El dolor arremete al galope con una lanza electrificada en su diestra que hunde en nuestras carnes con fiereza y allí se estaciona, contemplándonos con sus ojos míseros, estudiando la exacerbación de nuestras muecas, gritos y convulsiones y sobre todo la sensación de estar inermes ante su traición.
Pues bien, la muela de Iván repicaba a tambor batiente y el pobre muchacho arrastraba su tragedia en el trayecto que comprendía desde su hogar hasta la consulta dental. Y el ua ua ua ua UA UAAA UAAA (si se pudiera traducir de esa manera) que martillaba dentro de su boca, le nublaba la razón y oscurecía esa jornada en que el sol alumbraba a raudales. Ningún calmante aplacaba ese infierno, las calles, la gente, todo desaparecía bajo ese manto espeso que cubría su percepción, traduciéndose todo en ese ulular despiadado que se enseñoreaba en sus encías.
Ya en la consulta, la espera fue breve. Acomodado en ese sillón articulado, el muchacho vio aparecer al dentista, un hombrón enorme que se mecía ligeramente al caminar. Nada dijo cuando el muchacho le explicó a duras penas cual era la pieza que le atormentaba. Sólo preparó la jeringa con el anestésico que propondría la ansiada tregua.
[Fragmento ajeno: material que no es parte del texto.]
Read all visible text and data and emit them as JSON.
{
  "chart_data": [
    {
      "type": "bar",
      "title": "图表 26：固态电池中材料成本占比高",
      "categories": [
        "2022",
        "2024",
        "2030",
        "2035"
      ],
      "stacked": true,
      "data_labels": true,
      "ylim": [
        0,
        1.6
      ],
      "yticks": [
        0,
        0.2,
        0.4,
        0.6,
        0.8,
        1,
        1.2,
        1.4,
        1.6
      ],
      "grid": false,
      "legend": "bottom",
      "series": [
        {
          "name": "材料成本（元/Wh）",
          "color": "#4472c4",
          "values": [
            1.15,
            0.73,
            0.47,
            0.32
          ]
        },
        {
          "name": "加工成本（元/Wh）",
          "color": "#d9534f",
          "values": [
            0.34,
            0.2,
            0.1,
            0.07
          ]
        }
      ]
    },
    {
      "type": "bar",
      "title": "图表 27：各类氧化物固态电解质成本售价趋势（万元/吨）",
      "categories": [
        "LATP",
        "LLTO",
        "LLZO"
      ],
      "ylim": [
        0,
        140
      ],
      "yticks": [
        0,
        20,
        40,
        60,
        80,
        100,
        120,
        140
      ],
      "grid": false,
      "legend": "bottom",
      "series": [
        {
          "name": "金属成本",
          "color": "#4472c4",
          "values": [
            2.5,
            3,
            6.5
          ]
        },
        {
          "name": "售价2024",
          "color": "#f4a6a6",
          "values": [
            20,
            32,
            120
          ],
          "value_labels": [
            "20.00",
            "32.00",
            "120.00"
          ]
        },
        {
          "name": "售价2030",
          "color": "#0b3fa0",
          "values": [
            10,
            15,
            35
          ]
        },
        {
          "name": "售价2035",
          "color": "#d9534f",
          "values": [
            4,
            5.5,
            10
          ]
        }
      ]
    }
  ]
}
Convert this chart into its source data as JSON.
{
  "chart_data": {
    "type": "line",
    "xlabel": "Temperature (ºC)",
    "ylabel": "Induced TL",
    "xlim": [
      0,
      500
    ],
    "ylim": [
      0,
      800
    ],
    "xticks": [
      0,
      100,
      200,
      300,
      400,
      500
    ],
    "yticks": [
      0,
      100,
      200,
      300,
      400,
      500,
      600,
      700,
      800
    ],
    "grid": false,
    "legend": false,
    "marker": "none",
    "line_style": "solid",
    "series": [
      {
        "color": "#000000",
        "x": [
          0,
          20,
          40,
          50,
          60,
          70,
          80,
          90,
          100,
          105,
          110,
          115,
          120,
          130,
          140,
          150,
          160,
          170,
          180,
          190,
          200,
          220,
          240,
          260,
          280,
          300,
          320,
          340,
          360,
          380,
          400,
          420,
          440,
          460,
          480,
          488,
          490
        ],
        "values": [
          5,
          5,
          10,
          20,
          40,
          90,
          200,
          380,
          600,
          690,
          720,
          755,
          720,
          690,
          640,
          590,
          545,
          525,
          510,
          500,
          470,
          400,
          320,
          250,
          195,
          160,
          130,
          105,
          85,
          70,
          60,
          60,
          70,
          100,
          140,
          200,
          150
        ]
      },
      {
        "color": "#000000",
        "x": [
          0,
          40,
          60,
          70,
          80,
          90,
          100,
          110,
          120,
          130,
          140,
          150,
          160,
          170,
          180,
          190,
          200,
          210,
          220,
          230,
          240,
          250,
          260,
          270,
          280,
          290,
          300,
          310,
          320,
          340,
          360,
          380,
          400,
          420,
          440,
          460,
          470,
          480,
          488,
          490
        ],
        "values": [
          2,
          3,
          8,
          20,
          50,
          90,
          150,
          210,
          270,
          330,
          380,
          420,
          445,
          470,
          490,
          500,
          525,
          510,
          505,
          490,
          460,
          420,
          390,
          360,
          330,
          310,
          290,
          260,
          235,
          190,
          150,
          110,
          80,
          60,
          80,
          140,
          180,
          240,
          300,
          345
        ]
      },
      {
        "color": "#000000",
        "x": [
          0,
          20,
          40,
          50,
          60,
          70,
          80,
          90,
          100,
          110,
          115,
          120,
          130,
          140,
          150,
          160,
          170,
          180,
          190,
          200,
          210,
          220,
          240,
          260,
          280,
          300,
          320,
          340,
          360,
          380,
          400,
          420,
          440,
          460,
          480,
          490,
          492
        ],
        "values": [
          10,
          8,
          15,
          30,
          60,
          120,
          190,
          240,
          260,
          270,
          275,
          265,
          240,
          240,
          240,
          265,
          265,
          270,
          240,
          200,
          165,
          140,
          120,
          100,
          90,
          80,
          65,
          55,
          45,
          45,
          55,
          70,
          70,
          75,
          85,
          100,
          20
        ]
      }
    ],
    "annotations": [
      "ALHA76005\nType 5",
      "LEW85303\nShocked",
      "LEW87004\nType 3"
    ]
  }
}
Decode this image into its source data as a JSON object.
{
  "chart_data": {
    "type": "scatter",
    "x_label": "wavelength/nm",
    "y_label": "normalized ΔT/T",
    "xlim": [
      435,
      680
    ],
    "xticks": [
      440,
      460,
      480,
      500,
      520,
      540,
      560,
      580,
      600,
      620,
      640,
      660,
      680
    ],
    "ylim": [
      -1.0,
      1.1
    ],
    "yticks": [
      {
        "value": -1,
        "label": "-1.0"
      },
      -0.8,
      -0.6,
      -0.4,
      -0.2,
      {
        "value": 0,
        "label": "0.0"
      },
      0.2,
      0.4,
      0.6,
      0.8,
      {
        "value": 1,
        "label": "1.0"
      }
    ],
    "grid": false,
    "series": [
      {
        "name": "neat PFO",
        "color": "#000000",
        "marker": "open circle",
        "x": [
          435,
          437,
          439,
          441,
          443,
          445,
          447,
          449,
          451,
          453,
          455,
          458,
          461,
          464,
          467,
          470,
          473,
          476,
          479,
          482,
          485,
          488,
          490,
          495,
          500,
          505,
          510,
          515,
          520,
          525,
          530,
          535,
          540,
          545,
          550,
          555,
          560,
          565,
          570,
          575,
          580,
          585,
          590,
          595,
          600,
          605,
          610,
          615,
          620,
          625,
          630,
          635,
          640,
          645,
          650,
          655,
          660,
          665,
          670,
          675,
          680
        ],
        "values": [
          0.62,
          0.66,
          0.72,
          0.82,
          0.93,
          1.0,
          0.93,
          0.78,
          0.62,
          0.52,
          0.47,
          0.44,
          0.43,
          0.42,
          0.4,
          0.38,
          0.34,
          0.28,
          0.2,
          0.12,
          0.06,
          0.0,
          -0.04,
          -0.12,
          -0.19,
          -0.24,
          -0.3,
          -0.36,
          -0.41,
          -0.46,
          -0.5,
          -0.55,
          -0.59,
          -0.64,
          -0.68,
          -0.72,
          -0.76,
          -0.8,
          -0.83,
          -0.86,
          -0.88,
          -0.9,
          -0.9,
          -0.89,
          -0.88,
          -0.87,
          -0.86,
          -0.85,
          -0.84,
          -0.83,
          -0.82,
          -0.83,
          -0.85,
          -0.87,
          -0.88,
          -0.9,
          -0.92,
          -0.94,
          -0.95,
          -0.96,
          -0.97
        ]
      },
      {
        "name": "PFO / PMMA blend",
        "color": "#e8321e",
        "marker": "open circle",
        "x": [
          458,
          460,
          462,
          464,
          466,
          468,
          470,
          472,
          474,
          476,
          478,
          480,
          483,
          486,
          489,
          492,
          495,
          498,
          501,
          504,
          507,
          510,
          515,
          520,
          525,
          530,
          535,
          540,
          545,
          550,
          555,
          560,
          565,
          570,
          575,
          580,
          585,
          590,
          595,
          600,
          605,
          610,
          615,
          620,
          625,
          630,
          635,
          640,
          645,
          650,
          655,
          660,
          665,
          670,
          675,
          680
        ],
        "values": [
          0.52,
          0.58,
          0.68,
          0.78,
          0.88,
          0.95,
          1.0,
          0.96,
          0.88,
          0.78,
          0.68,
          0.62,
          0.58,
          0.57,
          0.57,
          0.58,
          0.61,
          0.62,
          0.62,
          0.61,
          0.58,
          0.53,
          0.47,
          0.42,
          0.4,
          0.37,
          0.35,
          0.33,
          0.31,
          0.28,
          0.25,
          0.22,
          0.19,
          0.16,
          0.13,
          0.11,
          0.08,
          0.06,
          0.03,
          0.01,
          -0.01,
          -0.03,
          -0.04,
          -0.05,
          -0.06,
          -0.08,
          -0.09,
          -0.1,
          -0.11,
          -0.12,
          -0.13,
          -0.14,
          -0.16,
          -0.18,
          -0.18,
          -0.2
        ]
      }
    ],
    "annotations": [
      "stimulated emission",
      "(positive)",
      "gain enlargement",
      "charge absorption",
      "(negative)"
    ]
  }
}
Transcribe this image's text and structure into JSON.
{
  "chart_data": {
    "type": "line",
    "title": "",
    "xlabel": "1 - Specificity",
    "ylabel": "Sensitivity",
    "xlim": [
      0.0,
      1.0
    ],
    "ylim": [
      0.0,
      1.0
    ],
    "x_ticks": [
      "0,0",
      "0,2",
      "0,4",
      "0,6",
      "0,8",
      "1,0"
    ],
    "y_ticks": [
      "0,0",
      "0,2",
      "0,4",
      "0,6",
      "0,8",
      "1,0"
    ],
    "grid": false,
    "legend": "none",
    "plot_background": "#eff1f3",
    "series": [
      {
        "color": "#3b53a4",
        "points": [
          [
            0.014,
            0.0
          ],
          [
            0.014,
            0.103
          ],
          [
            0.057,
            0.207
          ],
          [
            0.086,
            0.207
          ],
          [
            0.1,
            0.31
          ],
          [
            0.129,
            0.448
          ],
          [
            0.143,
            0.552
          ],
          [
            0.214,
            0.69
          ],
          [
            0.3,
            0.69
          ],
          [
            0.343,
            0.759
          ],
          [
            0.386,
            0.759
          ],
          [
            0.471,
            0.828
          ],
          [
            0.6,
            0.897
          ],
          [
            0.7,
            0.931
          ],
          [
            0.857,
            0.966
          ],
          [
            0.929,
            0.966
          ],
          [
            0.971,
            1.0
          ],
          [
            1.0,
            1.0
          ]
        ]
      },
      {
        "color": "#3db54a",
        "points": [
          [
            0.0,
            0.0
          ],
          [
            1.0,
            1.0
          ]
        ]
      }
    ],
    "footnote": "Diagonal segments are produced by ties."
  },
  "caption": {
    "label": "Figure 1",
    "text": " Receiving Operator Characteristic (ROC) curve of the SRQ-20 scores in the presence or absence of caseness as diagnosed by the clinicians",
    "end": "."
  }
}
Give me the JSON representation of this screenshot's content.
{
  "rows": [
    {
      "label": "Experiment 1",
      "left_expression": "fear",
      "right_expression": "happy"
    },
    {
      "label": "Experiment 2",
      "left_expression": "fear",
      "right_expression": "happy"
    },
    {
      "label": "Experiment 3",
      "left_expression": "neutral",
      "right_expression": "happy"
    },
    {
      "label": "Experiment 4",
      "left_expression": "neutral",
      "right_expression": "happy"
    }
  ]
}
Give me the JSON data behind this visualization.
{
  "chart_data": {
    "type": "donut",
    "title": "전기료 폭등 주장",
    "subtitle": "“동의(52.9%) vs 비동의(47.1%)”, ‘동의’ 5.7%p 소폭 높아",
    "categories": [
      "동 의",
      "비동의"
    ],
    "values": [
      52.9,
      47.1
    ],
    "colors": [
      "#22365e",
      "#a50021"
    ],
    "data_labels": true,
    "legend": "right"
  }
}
El pinchazo no inmutó en lo más mínimo a Iván, entendiendo que en esta batalla, el dolor por fin se batiría en retirada.
Más tarde, sintiendo que su cara adquiría contornos difusos, el muchacho dejó atrás el largo martirio y se reacomodó en el sillón. Fue cuando entró en escena el enorme dentista, provisto de una especie de alicates que se empequeñecía en su manaza.
Libre de la tortura, Iván parecía flotar de contento, acaso era uno de los días más felices de su vida. Su cara aún no recobraba la gestualidad necesaria para poder sonreír a sus anchas, aunque sentía que la morfología de su boca había sufrido un cambio significativo al hundirse su lengua en el intersticio donde poco antes reinaba el martirio. Llegó a su casa y se arrojó en la cama. Sólo deseaba descansar, dormir, saberse al fin dueño de sus decisiones.
Fue una punzada la que comenzó a incrementarse en la misma medida en que su angustia tomaba cuerpo. Primero apareció el miedo. Luego, la rabia azuzada por el taladro que se abría paso una vez más en sus terminaciones nerviosas. Se levantó de golpe y apresuró su carrera para plantarse frente al espejo. Su boca se ofreció al estudio desenfrenado. Allí estaba la oquedad que pudo ser la tumba para el sufrimiento. Pero, justo al lado de ella, una muela que parecía saludable irradiaba el exacto dolor que la anestesia había encubierto.
Bueno, equivocarse es humano. Lo inhumano es el dolor desenfrenado que transforma la vida de un hombre en un guiñapo. Y allí iba de nuevo Iván sujetándose la cara y repitiendo su vía crucis. Esta vez, el dentista no se equivocaría. No podría hacerlo, porque en su bolsillo ahora llevaba un revólver que lo salvaguardaría de cualquier nuevo error. Los dentistas deben cuidarse de no sacarle la muela equivocada a algún paciente, sobre todo si éste es un traficante.